Fakta-Fakta Pendaki Brasil Jatuh di Gunung Rinjani: Kronologi dan Proses Evakuasi yang Menegangkan
JAKARTA, iNews.id - Fakta-fakta pendaki Brasil jatuh di Gunung Rinjani menjadi sorotan utama setelah insiden tragis yang menimpa seorang pendaki asal Brasil bernama Juliana Marins. Kejadian ini tidak hanya mengguncang dunia pendakian di Indonesia, tetapi juga mengingatkan kita akan risiko besar yang mengintai di gunung berapi aktif dengan medan ekstrem seperti Rinjani.
Berikut penjelasan iNews.id dari berbagai sumber terkait fakta-fakta pendaki Brasil jatuh di Gunung Rinjani:
Pada Sabtu pagi, 21 Juni 2025, Juliana Marins bersama rombongan pendaki yang dipandu oleh seorang guide lokal memulai perjalanan menuju puncak Gunung Rinjani dari pos pendakian Sembalun. Juliana diketahui mengalami kelelahan dan sempat meminta waktu istirahat. Namun, karena jadwal pendakian yang ketat dan cuaca yang tidak menentu, rombongan melanjutkan perjalanan.
Sekitar pukul 06.30 WITA, Juliana terjatuh ke jurang yang curam di dekat Danau Segara Anak. Lokasi jatuh berada di lereng yang memiliki kemiringan hampir 70 derajat dengan permukaan berbatu dan pasir yang sangat licin. Rombongan segera melaporkan kejadian tersebut ke pos SAR terdekat, dan proses pencarian pun dimulai dengan cepat.
Gunung Rinjani merupakan gunung berapi tertinggi kedua di Indonesia dengan ketinggian mencapai 3.726 meter di atas permukaan laut. Medan pendakian yang ekstrem dan cuaca yang tidak menentu sering menjadi tantangan besar bagi para pendaki.
Lokasi jatuhnya Juliana berada di sekitar kawah Danau Segara Anak yang memiliki lereng curam dan kondisi tanah yang mudah longsor. Suhu udara saat kejadian diperkirakan mencapai 5-10 derajat Celsius dengan angin kencang yang menambah risiko bagi proses evakuasi.
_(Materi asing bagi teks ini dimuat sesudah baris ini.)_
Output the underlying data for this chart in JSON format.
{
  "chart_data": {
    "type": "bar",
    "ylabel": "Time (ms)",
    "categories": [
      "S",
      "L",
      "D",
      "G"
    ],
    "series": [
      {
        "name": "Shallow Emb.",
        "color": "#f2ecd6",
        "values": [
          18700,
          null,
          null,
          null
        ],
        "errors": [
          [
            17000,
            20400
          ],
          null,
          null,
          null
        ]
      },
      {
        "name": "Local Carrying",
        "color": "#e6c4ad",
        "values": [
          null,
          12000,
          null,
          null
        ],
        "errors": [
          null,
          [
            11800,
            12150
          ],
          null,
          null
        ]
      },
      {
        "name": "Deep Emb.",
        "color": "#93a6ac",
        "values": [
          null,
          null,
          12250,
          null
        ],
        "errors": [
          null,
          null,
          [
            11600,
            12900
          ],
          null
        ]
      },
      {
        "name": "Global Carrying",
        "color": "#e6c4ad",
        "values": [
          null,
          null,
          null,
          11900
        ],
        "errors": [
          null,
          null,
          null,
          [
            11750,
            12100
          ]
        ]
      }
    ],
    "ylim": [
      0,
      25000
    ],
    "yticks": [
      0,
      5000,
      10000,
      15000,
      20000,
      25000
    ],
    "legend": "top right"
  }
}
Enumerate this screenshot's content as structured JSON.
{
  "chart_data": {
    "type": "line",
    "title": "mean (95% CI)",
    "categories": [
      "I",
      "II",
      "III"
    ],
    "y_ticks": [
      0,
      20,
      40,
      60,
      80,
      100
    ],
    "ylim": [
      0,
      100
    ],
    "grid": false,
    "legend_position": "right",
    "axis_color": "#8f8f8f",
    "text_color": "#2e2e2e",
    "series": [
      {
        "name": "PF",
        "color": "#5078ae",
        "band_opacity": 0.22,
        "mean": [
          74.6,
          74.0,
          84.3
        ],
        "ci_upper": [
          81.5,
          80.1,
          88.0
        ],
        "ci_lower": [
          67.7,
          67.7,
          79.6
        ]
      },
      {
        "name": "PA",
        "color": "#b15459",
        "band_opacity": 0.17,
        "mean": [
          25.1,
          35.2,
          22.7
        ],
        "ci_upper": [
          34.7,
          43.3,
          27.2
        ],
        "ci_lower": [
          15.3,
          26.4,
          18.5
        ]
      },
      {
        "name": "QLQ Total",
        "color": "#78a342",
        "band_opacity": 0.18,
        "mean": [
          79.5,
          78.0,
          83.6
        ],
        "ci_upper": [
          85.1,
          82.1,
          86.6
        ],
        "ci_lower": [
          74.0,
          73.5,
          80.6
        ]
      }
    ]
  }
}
Selain itu, jarak dari pos terdekat ke lokasi jatuh sekitar 3 kilometer dengan jalur yang sulit dilalui.
Tim SAR gabungan yang terdiri dari Basarnas, TNI, Polri, Balai Taman Nasional Gunung Rinjani (BTNGR), serta relawan dan porter lokal langsung dikerahkan. Mereka menggunakan peralatan khusus seperti tali pengaman, alat komunikasi radio, dan drone thermal untuk mencari keberadaan Juliana.
Drone thermal berhasil mendeteksi keberadaan korban pada Senin pagi, 23 Juni 2025, di kedalaman sekitar 400 meter dari titik jatuh. Sayangnya, Juliana ditemukan dalam kondisi tidak bernyawa. Tim evakuasi kemudian merencanakan operasi penyelamatan jasad dengan mempertimbangkan faktor keamanan bagi para penyelamat.
Evakuasi dilakukan secara bertahap dengan menggunakan teknik rappelling dan pengangkatan secara manual. Helikopter juga disiapkan untuk evakuasi udara, namun medan yang sempit dan cuaca buruk membatasi penggunaannya. Setelah hampir tiga hari bekerja keras, tim SAR berhasil mengevakuasi jasad Juliana ke pos pendakian.